The same is to be said regarding the declaration int temporary = N-1 and the variable temporary.
If these two variables hadn’t been declared, any reference made to them would report an error, for the compiler when looking for the address in memory for those names wouldn’t find any in its list.
Thus, when in C we refer to a variable actually what we are referring to it’s a pointer to the position in memory where it is saved.
Just to complete the information, C allows the developer the direct allocation of those spaces in memory. When this is not done, the compiler takes care of that and allocates the necessary spaces in memory. It’s what happens here.
We’ve referred several times the compiler. The Compiler is a program which converts source code, i.e. a program written in a high level programming language, into machine code.
The line 4 inside the main function contains an instruction
while (temporary ≥ 2){factorial=factorial*temporary; temporary –;}
which is an instruction with the shape
while (this is true) {do that}
where this is the predicate to be evaluated and that are the declarations to be executed.
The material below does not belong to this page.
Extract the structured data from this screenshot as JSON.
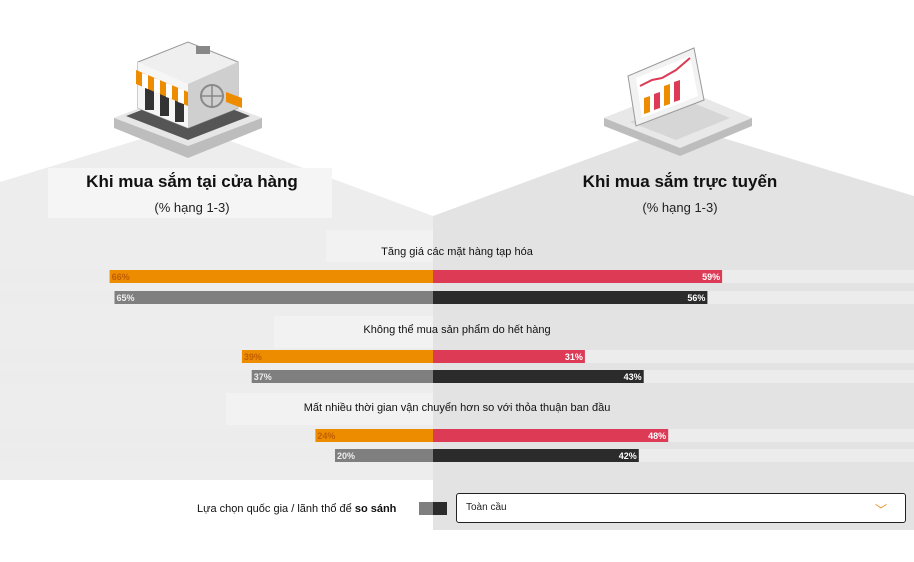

While represents an iterative cycle or a Loop, which consists in the repetition of the instruction body. The instruction body consists in the declarations in curly brackets {} after the instruction. Each time the instruction body is executed and before another loop, while verifies if the predicate evaluation returns true. If so there it goes for another loop. If not it jumps out of the instruction body and proceeds with the next program instruction.
The loop begins with the initialized value of temporary
int temporary = N-1;
and the declarations to execute within the instruction body are
factorial=factorial*temporary;
which assigns to factorial the result of multiplying itself by temporary and
temporary –;
which decrements the value of temporary, i.e. subtracts 1 from it. When the value of temporary is less than 2 the program jumps out of the body of this instruction to the next program instruction, the final one
return(0);
The reason for the introduction of these concepts about C has to do with the association that we are going to establish further on with a program developed in a high level programming language. It doesn’t intend to be an initiation to C, what isn’t indeed our purpose, at least for now. We only intend that everyone can understand what is going to happen next.